Computing the derivative of square root of a matrix

Question

maybe this is an idiot question, however I could not figure out how to solve it. Let $X =M_n(\mathbb{R})$ be the space of $n \times n$ matrix over the reals, then there exists two open neighborhoods of the identity, $U$ and $V$, such that the function $\phi: V \longrightarrow U$, $\phi(A) = \sqrt{A}$ is well defined and is differentiable at the identity $I$.Furthermore, what's $d\phi(I)(T)$ ? I was thinking in inverting the matrix $A = I - B$ by the usual $\sum_i B^{i}$ and then, somehow, find the unique square root.

Thanks in advance.

Answer 1

This looks like a straightforward application of inverse function theorem. Consider $$\psi \colon M_n(\mathbb{R}) \to M_n(\mathbb{R}); A \mapsto A^2$$

Then $\psi$ is continuously differentiable everywhere with derivative $d\psi(A)(T) = AT+TA$. At $A = I$, this is $T \mapsto 2T$, which is invertible.
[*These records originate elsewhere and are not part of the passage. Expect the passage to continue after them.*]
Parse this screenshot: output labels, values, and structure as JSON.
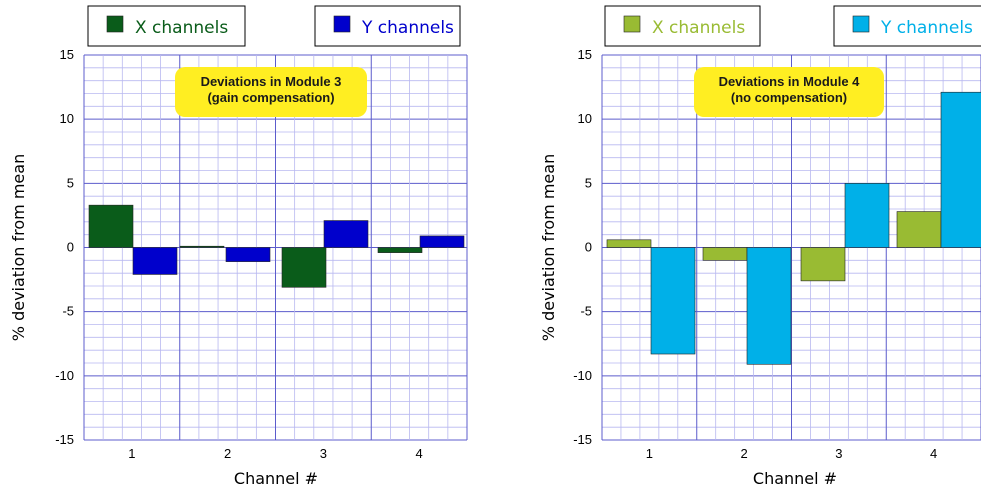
{
  "chart_data": [
    {
      "type": "bar",
      "annotation_lines": [
        "Deviations in Module 3",
        "(gain compensation)"
      ],
      "xlabel": "Channel #",
      "ylabel": "% deviation from mean",
      "categories": [
        "1",
        "2",
        "3",
        "4"
      ],
      "ylim": [
        -15,
        15
      ],
      "yticks": [
        "15",
        "10",
        "5",
        "0",
        "-5",
        "-10",
        "-15"
      ],
      "grid": true,
      "legend_position": "top",
      "series": [
        {
          "name": "X channels",
          "color": "#0a5c1a",
          "values": [
            3.3,
            0.1,
            -3.1,
            -0.4
          ]
        },
        {
          "name": "Y channels",
          "color": "#0000cc",
          "values": [
            -2.1,
            -1.1,
            2.1,
            0.9
          ]
        }
      ]
    },
    {
      "type": "bar",
      "annotation_lines": [
        "Deviations in Module 4",
        "(no compensation)"
      ],
      "xlabel": "Channel #",
      "ylabel": "% deviation from mean",
      "categories": [
        "1",
        "2",
        "3",
        "4"
      ],
      "ylim": [
        -15,
        15
      ],
      "yticks": [
        "15",
        "10",
        "5",
        "0",
        "-5",
        "-10",
        "-15"
      ],
      "grid": true,
      "legend_position": "top",
      "series": [
        {
          "name": "X channels",
          "color": "#99bb33",
          "values": [
            0.6,
            -1.0,
            -2.6,
            2.8
          ]
        },
        {
          "name": "Y channels",
          "color": "#00b0e8",
          "values": [
            -8.3,
            -9.1,
            5.0,
            12.1
          ]
        }
      ]
    }
  ],
  "colors": {
    "grid": "#b8b8f0",
    "major_grid": "#5c5ccc",
    "annotation_bg": "#ffee22"
  }
}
Now conclude by the inverse function theorem (statement taken from wikipedia):

If the total derivative of a continuously differentiable function $F$ defined from an open set $U$ of $\mathbb{R}^n$ into $\mathbb{R}^n$ is invertible at a point $p$ (i.e., the Jacobian determinant of $F$ at $p$ is non-zero), then $F$ is an invertible function near $p$. That is, an inverse function to $F$ exists in some neighborhood of $F(p)$. Moreover, the inverse function $F^{-1}$ is also continuously differentiable.

Further, $$J_{F^{-1}}(F(p)) = [J_F(p)]^{-1}$$ where $[\cdot]^{-1}$ denotes matrix inverse and $J_G(q)$ is the Jacobian matrix of the function $G$ at the point $q$.